Agree. But $\hbar \omega$ is the energy of a single photon; that would be one hell of a photon! I'd probably just define $E_p$ as the total photon energy.

Together with momentum conservation

$$\frac{m_f}{m_i}=\sqrt{\frac{1-\beta}{1+\beta}}$$

Look good - though the question asks for $\frac{m_i}{m_f}$, not $\frac{m_f}{m_i}$. And I'm not sure if, with the rules here, we should give the final answer.

Note that the original question specifically asks for a solution "using four-momenta and three-momenta for the rocket and photon beam". So a solution using 'simple' conservation of momentum and energy equations may not be acceptable - but it provides a useful check if required.

 

[anuttarasammyak]

Agree. But ℏω is the energy of a single photon; that would be one hell of a photon! I'd probably just define Ep as the total photon energy.

We will need a good technology to control direction of photon gas jet.

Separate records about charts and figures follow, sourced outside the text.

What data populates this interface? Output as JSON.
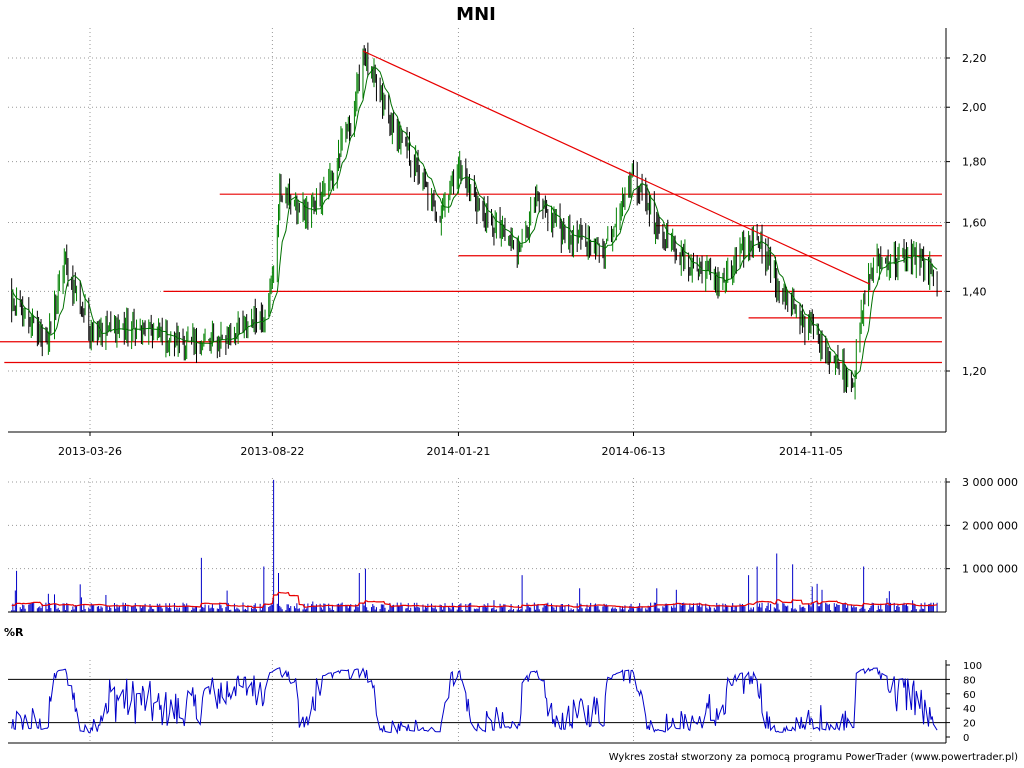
{
  "chart_data": [
    {
      "panel": "price",
      "type": "candlestick",
      "title": "MNI",
      "ylim": [
        1.05,
        2.3
      ],
      "yticks": [
        "1,20",
        "1,40",
        "1,60",
        "1,80",
        "2,00",
        "2,20"
      ],
      "ytick_values": [
        1.2,
        1.4,
        1.6,
        1.8,
        2.0,
        2.2
      ],
      "xticks": [
        "2013-03-26",
        "2013-08-22",
        "2014-01-21",
        "2014-06-13",
        "2014-11-05"
      ],
      "grid": true,
      "key_points": [
        {
          "date": "2013-01-02",
          "close": 1.44
        },
        {
          "date": "2013-02-20",
          "close": 1.27
        },
        {
          "date": "2013-03-05",
          "close": 1.48
        },
        {
          "date": "2013-03-26",
          "close": 1.3
        },
        {
          "date": "2013-05-10",
          "close": 1.3
        },
        {
          "date": "2013-06-20",
          "close": 1.26
        },
        {
          "date": "2013-07-15",
          "close": 1.28
        },
        {
          "date": "2013-08-15",
          "close": 1.34
        },
        {
          "date": "2013-08-22",
          "close": 1.42
        },
        {
          "date": "2013-08-28",
          "close": 1.7
        },
        {
          "date": "2013-09-20",
          "close": 1.62
        },
        {
          "date": "2013-10-10",
          "close": 1.75
        },
        {
          "date": "2013-10-28",
          "close": 2.0
        },
        {
          "date": "2013-11-04",
          "close": 2.22
        },
        {
          "date": "2013-11-25",
          "close": 1.95
        },
        {
          "date": "2013-12-15",
          "close": 1.8
        },
        {
          "date": "2014-01-05",
          "close": 1.62
        },
        {
          "date": "2014-01-21",
          "close": 1.78
        },
        {
          "date": "2014-02-10",
          "close": 1.62
        },
        {
          "date": "2014-03-10",
          "close": 1.52
        },
        {
          "date": "2014-03-25",
          "close": 1.66
        },
        {
          "date": "2014-04-20",
          "close": 1.56
        },
        {
          "date": "2014-05-20",
          "close": 1.52
        },
        {
          "date": "2014-06-13",
          "close": 1.76
        },
        {
          "date": "2014-07-01",
          "close": 1.6
        },
        {
          "date": "2014-07-25",
          "close": 1.48
        },
        {
          "date": "2014-08-25",
          "close": 1.42
        },
        {
          "date": "2014-09-22",
          "close": 1.57
        },
        {
          "date": "2014-10-10",
          "close": 1.4
        },
        {
          "date": "2014-11-05",
          "close": 1.3
        },
        {
          "date": "2014-11-25",
          "close": 1.22
        },
        {
          "date": "2014-12-10",
          "close": 1.18
        },
        {
          "date": "2014-12-20",
          "close": 1.42
        },
        {
          "date": "2014-12-30",
          "close": 1.48
        },
        {
          "date": "2015-01-31",
          "close": 1.5
        },
        {
          "date": "2015-02-16",
          "close": 1.42
        }
      ],
      "horizontal_lines": [
        {
          "value": 1.69,
          "from": "2013-07-10",
          "to": "2015-02-20"
        },
        {
          "value": 1.59,
          "from": "2014-07-01",
          "to": "2015-02-20"
        },
        {
          "value": 1.5,
          "from": "2014-01-21",
          "to": "2015-02-20"
        },
        {
          "value": 1.4,
          "from": "2013-05-25",
          "to": "2015-02-20"
        },
        {
          "value": 1.33,
          "from": "2014-09-15",
          "to": "2015-02-20"
        },
        {
          "value": 1.27,
          "from": "2013-01-06",
          "to": "2015-02-20"
        },
        {
          "value": 1.22,
          "from": "2013-01-15",
          "to": "2015-02-20"
        }
      ],
      "trend_line": {
        "from": {
          "date": "2013-11-04",
          "value": 2.23
        },
        "to": {
          "date": "2014-12-23",
          "value": 1.42
        }
      },
      "colors": {
        "up": "#008000",
        "down": "#000000",
        "support": "#e80000",
        "trend": "#e80000"
      }
    },
    {
      "panel": "volume",
      "type": "bar",
      "ylim": [
        0,
        3100000
      ],
      "yticks": [
        "1 000 000",
        "2 000 000",
        "3 000 000"
      ],
      "ytick_values": [
        1000000,
        2000000,
        3000000
      ],
      "spikes": [
        {
          "date": "2013-01-25",
          "value": 950000
        },
        {
          "date": "2013-02-20",
          "value": 420000
        },
        {
          "date": "2013-06-25",
          "value": 1250000
        },
        {
          "date": "2013-08-15",
          "value": 1050000
        },
        {
          "date": "2013-08-23",
          "value": 3050000
        },
        {
          "date": "2013-08-27",
          "value": 900000
        },
        {
          "date": "2013-11-01",
          "value": 900000
        },
        {
          "date": "2013-11-06",
          "value": 1000000
        },
        {
          "date": "2014-03-14",
          "value": 850000
        },
        {
          "date": "2014-09-15",
          "value": 850000
        },
        {
          "date": "2014-09-22",
          "value": 1050000
        },
        {
          "date": "2014-10-08",
          "value": 1350000
        },
        {
          "date": "2014-10-21",
          "value": 1100000
        },
        {
          "date": "2014-11-10",
          "value": 650000
        },
        {
          "date": "2014-12-18",
          "value": 1050000
        }
      ],
      "colors": {
        "bars": "#0000c8",
        "average": "#e80000"
      }
    },
    {
      "panel": "williams",
      "type": "line",
      "label": "%R",
      "ylim": [
        0,
        100
      ],
      "yticks": [
        "0",
        "20",
        "40",
        "60",
        "80",
        "100"
      ],
      "ytick_values": [
        0,
        20,
        40,
        60,
        80,
        100
      ],
      "reference_lines": [
        20,
        80
      ],
      "colors": {
        "line": "#0000c8",
        "reference": "#000000"
      }
    }
  ],
  "footer": "Wykres został stworzony za pomocą programu PowerTrader (www.powertrader.pl)"
}
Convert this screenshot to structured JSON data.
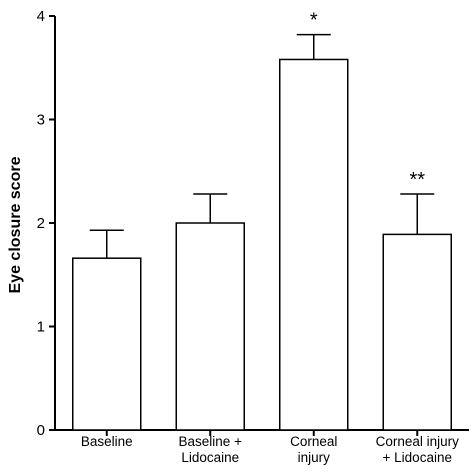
{
  "chart_data": {
    "type": "bar",
    "categories": [
      [
        "Baseline"
      ],
      [
        "Baseline +",
        "Lidocaine"
      ],
      [
        "Corneal",
        "injury"
      ],
      [
        "Corneal injury",
        "+ Lidocaine"
      ]
    ],
    "values": [
      1.66,
      2.0,
      3.58,
      1.89
    ],
    "errors": [
      0.27,
      0.28,
      0.24,
      0.39
    ],
    "annotations": [
      "",
      "",
      "*",
      "**"
    ],
    "ylabel": "Eye closure score",
    "xlabel": "",
    "ylim": [
      0,
      4
    ],
    "yticks": [
      0,
      1,
      2,
      3,
      4
    ],
    "grid": false,
    "bar_fill": "#ffffff",
    "bar_stroke": "#000000"
  }
}
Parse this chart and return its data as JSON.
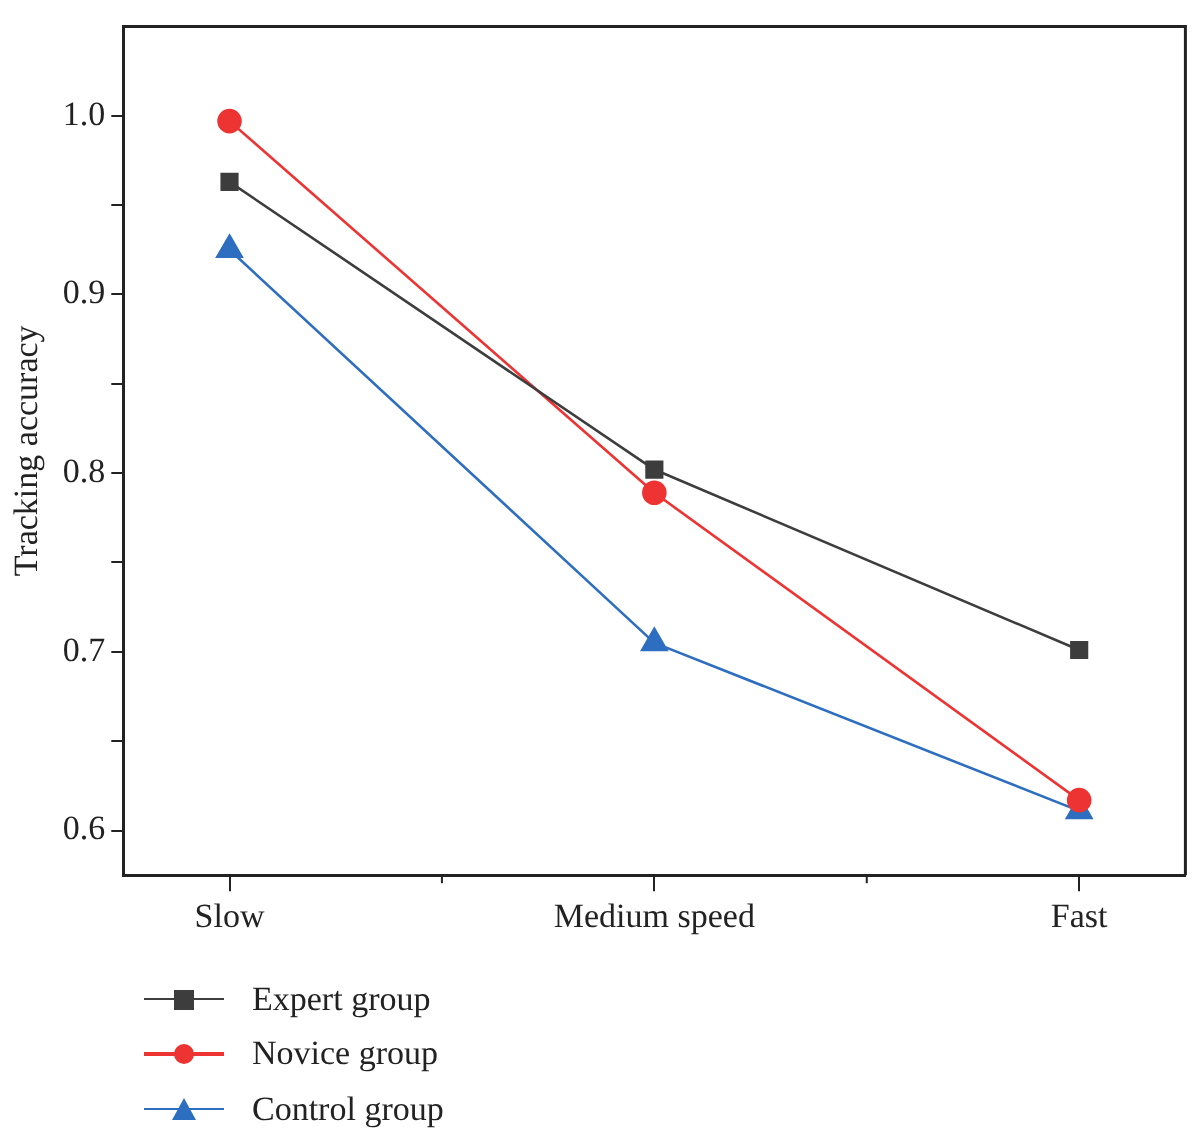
{
  "chart_data": {
    "type": "line",
    "ylabel": "Tracking accuracy",
    "categories": [
      "Slow",
      "Medium speed",
      "Fast"
    ],
    "series": [
      {
        "name": "Expert group",
        "color": "#3d3d3d",
        "marker": "square",
        "values": [
          0.963,
          0.802,
          0.701
        ]
      },
      {
        "name": "Novice group",
        "color": "#ee3333",
        "marker": "circle",
        "values": [
          0.997,
          0.789,
          0.617
        ]
      },
      {
        "name": "Control group",
        "color": "#2e6ec0",
        "marker": "triangle",
        "values": [
          0.925,
          0.705,
          0.611
        ]
      }
    ],
    "ylim": [
      0.575,
      1.05
    ],
    "yticks": [
      {
        "value": 0.6,
        "label": "0.6"
      },
      {
        "value": 0.65,
        "label": null
      },
      {
        "value": 0.7,
        "label": "0.7"
      },
      {
        "value": 0.75,
        "label": null
      },
      {
        "value": 0.8,
        "label": "0.8"
      },
      {
        "value": 0.85,
        "label": null
      },
      {
        "value": 0.9,
        "label": "0.9"
      },
      {
        "value": 0.95,
        "label": null
      },
      {
        "value": 1.0,
        "label": "1.0"
      }
    ],
    "grid": false,
    "legend": "bottom left",
    "line_style": "solid"
  }
}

I picked up the simplest case that all the generation of a photon or photon gas takes place in an instant. In usual chemical rocket problem it keeps constant jet during its acceleraion. Is the ratio free from these procedures of acceleration ?
Differentiation equaion of more general case :
$$\frac{d(m\gamma)}{d\tau}=-\frac{N\hbar\omega}{c^2}=-\frac{N\hbar\omega_0}{c^2}\sqrt{\frac{1-\beta}{1+\beta}}$$
where
$$\frac{dm}{d\tau}=-\frac{N\hbar\omega_0}{c^2}:=-\alpha$$
mass reduced by exhausted photon gas energy per unit proper time. The solution is
$$\sqrt{\frac{1-\beta}{1+\beta}}=\frac{m_0-\alpha \tau}{m_0}$$
I found this ratio relation is hold during this jet acceleration process of any constant fuelling pace.

 

[ruairilamb]

Thanks for all the replies. I think for now this problem is slightly beyond my ability. I will tackle some simpler problems first.